I would only make my own changes and see the results. I see no reason to rely on one set of variables if i can review the results of a range of possible outcomes and see the results from lows to highs.
IMHO - it takes a lot more than just slightly different assumptions to change the outcomes.
$2.5 million at retire is enormous for a single based on what we have seen so far (admittedly not too much with singles).
I have a relative who took a lump sum payout of his pension with MegaOil Corp into his TIRA back in the 80s. Before 2010, his income was too high to do Roth conversions ($100k limit before 2010), after 2010 he thought his tax bracket was too high due to RMDs & high QDI (MegaOil stock in taxable).
He's now in his early 90s, after a retiring into a long bull market & never owning any bonds- his RMDs are >$350k, QDI >$350k.

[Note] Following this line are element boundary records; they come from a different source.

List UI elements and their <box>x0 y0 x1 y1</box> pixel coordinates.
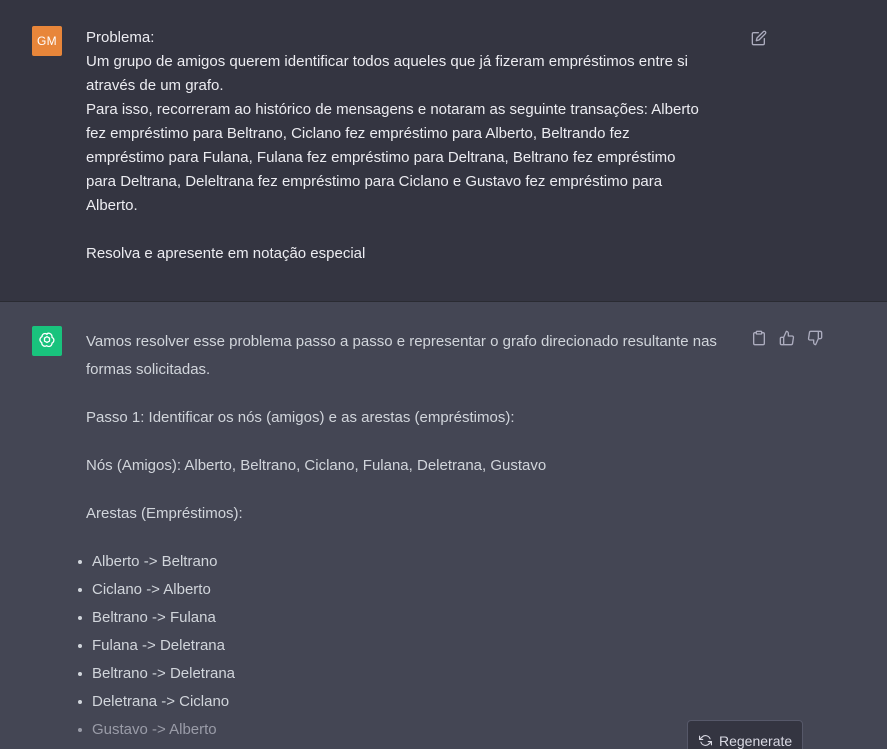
user-line: empréstimo para Fulana, Fulana fez empré… <box>86 149 676 166</box>
user-line: para Deltrana, Deleltrana fez empréstimo… <box>86 173 663 190</box>
user-line: fez empréstimo para Beltrano, Ciclano fe… <box>86 125 630 142</box>
chat-page: GM Problema: Um grupo de amigos querem i… <box>0 0 887 749</box>
list-item: Deletrana -> Ciclano <box>78 688 736 716</box>
edit-icon[interactable] <box>749 28 769 48</box>
list-item: Ciclano -> Alberto <box>78 576 736 604</box>
user-line: Alberto. <box>86 197 138 214</box>
user-message-text: Problema: Um grupo de amigos querem iden… <box>86 26 741 266</box>
openai-logo-icon <box>32 326 62 356</box>
list-item: Beltrano -> Deletrana <box>78 660 736 688</box>
thumbs-up-icon[interactable] <box>777 328 797 348</box>
assistant-message-text: Vamos resolver esse problema passo a pas… <box>78 328 736 744</box>
list-item: Beltrano -> Fulana <box>78 604 736 632</box>
user-line: Problema: <box>86 29 155 46</box>
edge-list: Alberto -> Beltrano Ciclano -> Alberto B… <box>78 548 736 744</box>
top-divider <box>0 0 887 15</box>
list-item: Alberto -> Beltrano <box>78 548 736 576</box>
list-item: Gustavo -> Alberto <box>78 716 736 744</box>
assistant-paragraph: Nós (Amigos): Alberto, Beltrano, Ciclano… <box>86 457 547 474</box>
thumbs-down-icon[interactable] <box>805 328 825 348</box>
user-line: Um grupo de amigos querem identificar to… <box>86 53 688 70</box>
assistant-message: Vamos resolver esse problema passo a pas… <box>0 302 887 749</box>
regenerate-label: Regenerate <box>719 733 793 749</box>
assistant-paragraph: Passo 1: Identificar os nós (amigos) e a… <box>86 409 515 426</box>
assistant-paragraph: Arestas (Empréstimos): <box>86 505 243 522</box>
refresh-icon <box>699 734 712 747</box>
user-avatar: GM <box>32 26 62 56</box>
user-message: GM Problema: Um grupo de amigos querem i… <box>0 14 887 302</box>
user-line: através de um grafo. <box>86 77 224 94</box>
assistant-paragraph: Vamos resolver esse problema passo a pas… <box>86 333 717 378</box>
user-final-line: Resolva e apresente em notação especial <box>86 245 366 262</box>
list-item: Fulana -> Deletrana <box>78 632 736 660</box>
clipboard-icon[interactable] <box>749 328 769 348</box>
user-line: Para isso, recorreram ao histórico de me… <box>86 101 699 118</box>
regenerate-button[interactable]: Regenerate <box>687 720 803 749</box>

To add insult to injury- his high RMDs make all of his QDI subject to the NIIT & about half of QDI is in the 20% LTCG bracket, so he's paying 23.8% on about $150k of QDI. The stock is very low basis (mostly bought in 1960s-1980s), so selling is not an attractive option.
It's the ultimate First World problem, but his income is 5 times his spending! He's basically a cash cow for the IRS.

Because of my relative's painful example, I plan to start RMDs with a TIRA well under 7 figures, but beyond that, it's a SWAG.